Jail deaths occur rather frequently. As I discuss “jail deaths” in this blog I am excluding death by natural causes, e.g., disease or old age and I am excluding for now wrongful death of an inmate caused by inadequate medical care in prison (which  also is very frequent). I am referring to jail death proximately caused by another person, whether that other person is another inmate or a custodial officer. The nationwide average of jail deaths is 983.  The annual average of jail deaths in Georgia is 46.  Some of these deaths account for an increased fervor across the nation for criminal justice reform.
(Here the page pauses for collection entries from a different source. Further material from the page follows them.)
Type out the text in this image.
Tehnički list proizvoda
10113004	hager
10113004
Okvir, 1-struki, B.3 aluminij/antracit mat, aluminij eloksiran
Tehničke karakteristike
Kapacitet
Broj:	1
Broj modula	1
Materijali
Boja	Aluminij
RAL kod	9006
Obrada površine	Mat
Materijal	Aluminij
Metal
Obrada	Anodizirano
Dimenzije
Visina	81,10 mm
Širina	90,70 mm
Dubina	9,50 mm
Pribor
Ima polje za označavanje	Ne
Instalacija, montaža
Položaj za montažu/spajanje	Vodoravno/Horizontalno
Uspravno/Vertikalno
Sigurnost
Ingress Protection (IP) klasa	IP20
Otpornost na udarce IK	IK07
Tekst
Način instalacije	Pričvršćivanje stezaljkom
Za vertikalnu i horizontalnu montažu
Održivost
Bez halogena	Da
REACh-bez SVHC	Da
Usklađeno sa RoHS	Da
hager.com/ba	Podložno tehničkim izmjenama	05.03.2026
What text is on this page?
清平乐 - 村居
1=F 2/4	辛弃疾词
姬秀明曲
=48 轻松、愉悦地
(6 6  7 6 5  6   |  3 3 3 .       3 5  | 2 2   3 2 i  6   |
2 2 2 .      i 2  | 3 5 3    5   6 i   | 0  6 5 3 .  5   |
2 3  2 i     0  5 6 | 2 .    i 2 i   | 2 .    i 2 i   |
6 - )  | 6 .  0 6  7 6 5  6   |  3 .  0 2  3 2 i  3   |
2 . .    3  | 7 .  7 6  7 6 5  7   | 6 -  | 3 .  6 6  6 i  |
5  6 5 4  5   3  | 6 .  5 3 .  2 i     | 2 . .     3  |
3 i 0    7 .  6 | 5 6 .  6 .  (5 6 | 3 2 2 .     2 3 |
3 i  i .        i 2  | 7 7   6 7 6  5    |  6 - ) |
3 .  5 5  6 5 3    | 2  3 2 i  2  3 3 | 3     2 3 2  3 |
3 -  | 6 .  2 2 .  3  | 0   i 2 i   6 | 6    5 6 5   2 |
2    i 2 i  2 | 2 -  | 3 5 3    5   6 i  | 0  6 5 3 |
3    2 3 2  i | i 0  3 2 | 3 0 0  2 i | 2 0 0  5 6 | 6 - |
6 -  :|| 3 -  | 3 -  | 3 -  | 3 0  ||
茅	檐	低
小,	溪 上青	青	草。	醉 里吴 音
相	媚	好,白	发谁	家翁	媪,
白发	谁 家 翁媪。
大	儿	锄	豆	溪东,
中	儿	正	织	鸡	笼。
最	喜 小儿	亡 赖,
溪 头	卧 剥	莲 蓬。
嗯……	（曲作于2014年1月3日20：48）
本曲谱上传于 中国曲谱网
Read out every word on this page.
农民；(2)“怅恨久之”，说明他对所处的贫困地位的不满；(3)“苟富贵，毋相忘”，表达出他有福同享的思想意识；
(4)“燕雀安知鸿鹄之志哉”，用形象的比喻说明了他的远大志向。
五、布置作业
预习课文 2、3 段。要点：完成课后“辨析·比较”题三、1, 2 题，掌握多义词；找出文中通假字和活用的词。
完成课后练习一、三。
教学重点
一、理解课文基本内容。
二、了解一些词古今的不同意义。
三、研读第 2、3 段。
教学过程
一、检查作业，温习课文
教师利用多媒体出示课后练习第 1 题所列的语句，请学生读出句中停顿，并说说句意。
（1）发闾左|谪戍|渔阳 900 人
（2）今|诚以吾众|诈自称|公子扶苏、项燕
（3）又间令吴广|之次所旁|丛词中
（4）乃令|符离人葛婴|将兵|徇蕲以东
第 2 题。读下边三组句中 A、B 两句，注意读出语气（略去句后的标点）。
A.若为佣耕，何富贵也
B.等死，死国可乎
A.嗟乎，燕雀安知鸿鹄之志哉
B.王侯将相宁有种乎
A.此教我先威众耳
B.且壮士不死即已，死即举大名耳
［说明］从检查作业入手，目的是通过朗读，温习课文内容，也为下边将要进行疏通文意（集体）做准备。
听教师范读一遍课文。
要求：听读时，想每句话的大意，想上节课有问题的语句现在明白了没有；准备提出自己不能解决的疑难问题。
But how do the courts treat wrongful jail deaths?  Two Georgia cases show a large disparity in court treatment even in the face of what are clearly egregious facts.  It is notoriously difficult to sue successfully a prison warden or any state deputies, sheriffs or police officers for their conduct related to the death of an inmate. These suits are frequently brought but infrequently won. Why?  Because the burden of proof for the family or estate administrator who would bring a wrongful death suit on behalf of a prisoner killed while incarcerated is astronomically high. So high it is seldom met.  A plaintiff in a prisoner death case must allege violation of the prisoner’s 8th Amendment Constitutional rights, which is the Amendment that prevents the government from enacting cruel and unusual punishment on a prisoner. Beyond just restraining prison officials from inflicting “cruel and unusual punishments” upon inmates, the 8th Amendment also imposes duties on these officials to take reasonable measures to guarantee the safety of the inmates.  But plaintiffs must show the prison officials acted with “deliberate indifference” to the prisoner’s constitutional rights, which is a pretty high mark to meet. It is just slightly shy of intentional conduct. “Deliberate indifference” in the context of a failure to prevent harm has a subjective and an objective component, i.e., the plaintiff must prove the prison official actually knew an inmate faced a substantial risk of harm and that the defendant disregarded that known risk by failing to respond to it in an objectively reasonable manner.